La vision de l’homme de Pierre PELOT est sans ambiguïté :

« Les cons. Les pauvres. Ils ne savent pas qu’ils grouillent comme une peste. » (p 123)

On pense être revenu dans ces dystopies où les rebelles s’opposent aux dominants pour recréer un monde où la vie serait à nouveau possible. Mais ce n’est pas le cas avec cet auteur qui ne cultive pas l’optimisme.

Il nous révèle enfin la clé de l’énigme.

Lors des « fœtus parties », une drogue est administrée aux embryons. Sous hypnose, ceux-ci vivent l’équivalent d’une vie entière dans les conditions exactes du monde réel. Seuls ceux qui résistent, lors de ce test, à cette confrontation à l’existant sont aptes à vivre et donc à accepter leur condition future. Seuls, ils sont autorisés à naître.
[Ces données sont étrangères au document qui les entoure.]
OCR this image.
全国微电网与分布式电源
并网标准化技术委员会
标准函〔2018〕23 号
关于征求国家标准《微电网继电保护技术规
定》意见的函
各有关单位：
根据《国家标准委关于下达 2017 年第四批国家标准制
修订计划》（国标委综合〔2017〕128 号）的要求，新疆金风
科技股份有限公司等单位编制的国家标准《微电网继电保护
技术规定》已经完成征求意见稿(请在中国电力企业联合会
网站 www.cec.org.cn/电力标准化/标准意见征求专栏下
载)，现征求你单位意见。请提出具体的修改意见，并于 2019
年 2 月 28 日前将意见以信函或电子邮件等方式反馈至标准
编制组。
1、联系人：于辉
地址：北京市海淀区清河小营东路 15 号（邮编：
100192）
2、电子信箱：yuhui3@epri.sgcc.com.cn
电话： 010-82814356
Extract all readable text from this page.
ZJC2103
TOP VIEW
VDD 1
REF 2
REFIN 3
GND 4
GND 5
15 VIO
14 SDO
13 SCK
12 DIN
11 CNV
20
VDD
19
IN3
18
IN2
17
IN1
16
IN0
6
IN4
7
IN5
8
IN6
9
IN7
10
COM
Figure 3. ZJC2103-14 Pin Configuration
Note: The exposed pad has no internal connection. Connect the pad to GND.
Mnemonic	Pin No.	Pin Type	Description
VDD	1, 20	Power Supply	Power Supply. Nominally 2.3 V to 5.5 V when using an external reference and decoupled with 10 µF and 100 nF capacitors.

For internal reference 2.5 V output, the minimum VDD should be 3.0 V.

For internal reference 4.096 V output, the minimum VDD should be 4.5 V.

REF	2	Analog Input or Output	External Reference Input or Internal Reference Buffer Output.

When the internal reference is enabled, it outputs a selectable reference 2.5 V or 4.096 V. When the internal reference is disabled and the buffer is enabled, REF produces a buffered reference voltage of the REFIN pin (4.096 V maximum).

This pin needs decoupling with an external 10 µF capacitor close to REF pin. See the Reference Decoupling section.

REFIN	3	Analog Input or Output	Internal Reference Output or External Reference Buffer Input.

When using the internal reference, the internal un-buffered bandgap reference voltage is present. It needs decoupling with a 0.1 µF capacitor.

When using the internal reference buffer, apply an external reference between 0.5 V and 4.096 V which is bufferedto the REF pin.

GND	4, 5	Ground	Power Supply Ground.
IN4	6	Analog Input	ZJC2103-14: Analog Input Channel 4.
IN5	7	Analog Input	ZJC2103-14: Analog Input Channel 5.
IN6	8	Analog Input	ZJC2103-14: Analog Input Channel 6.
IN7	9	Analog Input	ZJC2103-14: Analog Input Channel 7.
La substance fournie par Trash, le trafiquant du début du roman, permet à la mère de ne pas être endormie, de rester vigilante et d’ainsi favoriser les capacités de résistance du fœtus en l’aidant à surmonter le stress par la proposition d’une vie parallèle, ici par exemple, le refuge dans les réserves de détritus.

On comprend alors que le « visiteur » est en fin de compte le fœtus de la mère enceinte, Eva Lipton, cliente du trafiquant. L’aventure vécue par Ross (ou Jent) est donc virtuelle.

L’Officiant déchiffre les phases de l’expérience vécue subjectivement par l’embryon et considère qu’il a réagi positivement au monde inventé par sa mère. Mais même si vivre au cœur des détritus et y créer une contre-société est jugé intéressant, cela n ‘est pas suffisant pour constituer la solution recherchée par les dirigeants.

En conséquence, le fœtus est détruit et les parents, accusés de fraude, éliminés.

Quant à Trash, arrêté par le Saint-Office Dirigeant, il doit choisir entre mourir ou devenir un combattant de la guerre programmée. Il choisit cette seconde solution :

« Il faut que je cesse de penser (…) il faut que je m’arrête, que j’élimine tout ce qui pourrait gâter ma vocation de salaud. » (p 188)


Aucune lueur ne brille dans ce monde de poussières et de désespoir. La lutte est inutile, la révolte impossible, il ne reste qu’à attendre une mort rapide.

Pierre PELOT ne fait aucun cadeau. Dans cet univers épuisé et surpeuplé, soumis au pouvoir religieux absolu, aucune solution n’est envisageable, sinon de fomenter une nouvelle guerre, afin de réduire, pour un moment, une population affamée.